Does Consumer Confidence Predict Output Growth?
Tip of the hat to Ted Fertik for flagging Mian, Sufi and Khoshkhou (2017). The authors examine the role that partisan bias plays in consumer expectations. One of their findings is that consumer confidence is extraordinarily high among Trump supporters. But that this has not translated so far into higher spending.
I was skeptical of the notion that consumer confidence—as opposed to CEO confidence, investor confidence, and the risk appetite of intermediaries—had discernible and predictable effects on real economic activity. So I examined the data. Turns out that it does. And that it does so through a clear channel: Consumer confidence predicts discretionary consumer spending which in turn is a strong correlate of real GDP (RGDP) growth.

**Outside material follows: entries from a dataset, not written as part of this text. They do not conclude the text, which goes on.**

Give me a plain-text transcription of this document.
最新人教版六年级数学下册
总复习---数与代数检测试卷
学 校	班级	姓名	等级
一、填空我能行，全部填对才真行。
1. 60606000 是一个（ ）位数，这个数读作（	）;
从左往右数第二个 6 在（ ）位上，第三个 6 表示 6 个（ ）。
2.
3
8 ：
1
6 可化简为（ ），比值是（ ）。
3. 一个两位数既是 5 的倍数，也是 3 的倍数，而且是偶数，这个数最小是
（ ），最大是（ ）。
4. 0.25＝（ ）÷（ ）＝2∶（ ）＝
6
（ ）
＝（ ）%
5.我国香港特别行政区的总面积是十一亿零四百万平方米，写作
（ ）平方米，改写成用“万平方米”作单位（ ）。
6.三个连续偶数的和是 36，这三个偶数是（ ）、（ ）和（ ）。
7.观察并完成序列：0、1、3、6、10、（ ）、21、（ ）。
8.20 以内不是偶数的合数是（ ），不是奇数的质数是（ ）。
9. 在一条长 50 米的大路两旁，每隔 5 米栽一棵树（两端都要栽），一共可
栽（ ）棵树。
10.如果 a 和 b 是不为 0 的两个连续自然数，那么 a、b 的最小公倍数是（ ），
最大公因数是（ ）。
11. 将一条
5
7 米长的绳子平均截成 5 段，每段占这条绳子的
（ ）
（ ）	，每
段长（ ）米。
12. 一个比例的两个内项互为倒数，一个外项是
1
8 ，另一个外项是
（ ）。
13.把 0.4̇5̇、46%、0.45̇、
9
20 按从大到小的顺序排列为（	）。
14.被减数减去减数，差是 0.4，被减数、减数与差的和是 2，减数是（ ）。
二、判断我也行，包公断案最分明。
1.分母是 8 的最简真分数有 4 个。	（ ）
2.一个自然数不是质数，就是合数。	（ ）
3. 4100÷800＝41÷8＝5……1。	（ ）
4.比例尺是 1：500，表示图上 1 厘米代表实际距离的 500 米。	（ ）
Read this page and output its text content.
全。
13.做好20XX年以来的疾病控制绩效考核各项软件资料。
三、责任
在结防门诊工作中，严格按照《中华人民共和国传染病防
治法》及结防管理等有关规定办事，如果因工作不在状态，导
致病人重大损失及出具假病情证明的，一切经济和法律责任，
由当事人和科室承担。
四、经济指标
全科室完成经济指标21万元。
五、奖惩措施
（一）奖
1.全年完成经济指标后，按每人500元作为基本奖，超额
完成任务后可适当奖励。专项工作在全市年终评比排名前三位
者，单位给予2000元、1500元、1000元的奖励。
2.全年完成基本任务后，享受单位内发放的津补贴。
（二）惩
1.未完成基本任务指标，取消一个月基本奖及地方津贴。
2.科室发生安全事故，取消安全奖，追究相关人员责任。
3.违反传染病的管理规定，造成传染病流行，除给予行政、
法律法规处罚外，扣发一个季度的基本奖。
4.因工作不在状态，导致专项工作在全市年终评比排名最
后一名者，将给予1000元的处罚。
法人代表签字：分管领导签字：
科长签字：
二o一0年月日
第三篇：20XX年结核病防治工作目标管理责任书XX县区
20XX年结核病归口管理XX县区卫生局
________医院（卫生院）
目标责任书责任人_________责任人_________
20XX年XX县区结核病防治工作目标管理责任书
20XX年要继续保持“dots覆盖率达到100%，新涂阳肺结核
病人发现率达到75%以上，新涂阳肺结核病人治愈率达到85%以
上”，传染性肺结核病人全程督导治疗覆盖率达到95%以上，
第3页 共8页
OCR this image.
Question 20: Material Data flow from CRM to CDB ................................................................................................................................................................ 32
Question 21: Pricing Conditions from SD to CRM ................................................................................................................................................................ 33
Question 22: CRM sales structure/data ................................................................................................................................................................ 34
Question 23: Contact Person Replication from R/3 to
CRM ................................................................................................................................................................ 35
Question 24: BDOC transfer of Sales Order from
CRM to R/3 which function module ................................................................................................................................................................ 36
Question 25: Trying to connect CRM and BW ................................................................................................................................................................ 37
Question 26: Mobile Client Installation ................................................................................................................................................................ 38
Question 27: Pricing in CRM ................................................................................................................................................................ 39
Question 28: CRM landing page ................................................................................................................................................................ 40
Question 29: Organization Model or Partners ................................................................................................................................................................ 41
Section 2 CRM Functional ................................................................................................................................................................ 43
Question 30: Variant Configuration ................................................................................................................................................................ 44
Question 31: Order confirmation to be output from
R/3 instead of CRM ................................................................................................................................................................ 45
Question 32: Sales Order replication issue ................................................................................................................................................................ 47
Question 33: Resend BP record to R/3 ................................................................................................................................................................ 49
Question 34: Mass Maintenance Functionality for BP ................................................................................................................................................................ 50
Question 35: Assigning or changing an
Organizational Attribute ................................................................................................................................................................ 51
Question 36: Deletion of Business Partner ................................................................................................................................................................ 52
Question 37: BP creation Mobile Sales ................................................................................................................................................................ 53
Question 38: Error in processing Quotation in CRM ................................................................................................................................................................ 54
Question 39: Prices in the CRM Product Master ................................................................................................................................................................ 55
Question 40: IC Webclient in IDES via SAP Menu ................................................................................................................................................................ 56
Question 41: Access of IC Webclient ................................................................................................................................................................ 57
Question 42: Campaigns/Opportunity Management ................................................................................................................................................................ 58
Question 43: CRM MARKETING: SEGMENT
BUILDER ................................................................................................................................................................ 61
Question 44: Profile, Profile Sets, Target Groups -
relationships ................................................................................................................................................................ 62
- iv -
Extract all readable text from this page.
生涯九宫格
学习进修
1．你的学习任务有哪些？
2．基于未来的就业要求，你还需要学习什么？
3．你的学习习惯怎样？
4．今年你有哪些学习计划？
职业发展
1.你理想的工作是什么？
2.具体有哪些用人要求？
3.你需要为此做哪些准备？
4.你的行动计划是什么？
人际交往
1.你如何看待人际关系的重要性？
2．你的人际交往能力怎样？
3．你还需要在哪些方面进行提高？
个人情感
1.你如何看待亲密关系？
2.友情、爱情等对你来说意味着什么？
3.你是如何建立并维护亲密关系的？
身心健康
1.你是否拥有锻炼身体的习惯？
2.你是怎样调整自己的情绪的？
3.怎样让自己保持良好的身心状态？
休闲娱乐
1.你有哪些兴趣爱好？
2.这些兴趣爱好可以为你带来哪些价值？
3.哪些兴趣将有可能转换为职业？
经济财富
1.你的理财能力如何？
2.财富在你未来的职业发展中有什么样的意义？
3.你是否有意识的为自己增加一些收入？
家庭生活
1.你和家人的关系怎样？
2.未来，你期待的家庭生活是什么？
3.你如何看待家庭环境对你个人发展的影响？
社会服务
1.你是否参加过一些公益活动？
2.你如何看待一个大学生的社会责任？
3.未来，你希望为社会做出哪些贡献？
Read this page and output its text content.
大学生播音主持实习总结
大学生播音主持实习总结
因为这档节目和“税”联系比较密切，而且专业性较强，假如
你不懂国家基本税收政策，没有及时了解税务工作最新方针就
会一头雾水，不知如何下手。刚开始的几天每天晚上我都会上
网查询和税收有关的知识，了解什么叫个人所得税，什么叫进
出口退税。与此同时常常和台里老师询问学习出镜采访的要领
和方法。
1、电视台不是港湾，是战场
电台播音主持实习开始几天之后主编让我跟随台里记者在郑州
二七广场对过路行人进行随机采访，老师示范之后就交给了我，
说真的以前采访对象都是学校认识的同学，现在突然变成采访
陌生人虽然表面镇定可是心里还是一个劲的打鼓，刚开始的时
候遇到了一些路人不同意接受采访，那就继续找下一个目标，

The evidence can be read off Figure 1. Read clockwise from top-left. (1) University of Michigan's Index of Consumer Sentiment (MCSI) predicts RGDP growth even after controlling for lagged RGDP. (2) MCSI predicts growth in real discretionary consumer spending. (3) MCSI does not predict RGDP growth shocks orthogonal to discretionary consumer spending. That is, the residuals obtained by projecting change in log RGDP onto change in log consumer spending are not correlated with lagged consumer spending. (4) Discretionary consumer spending is contemporaneously correlated with growth in RGDP.
Figure 1. The empirical evidence for the confidence channel. The data is at the quarterly frequency and for the period 1960Q1-2017Q3. Source: Haver Analytics.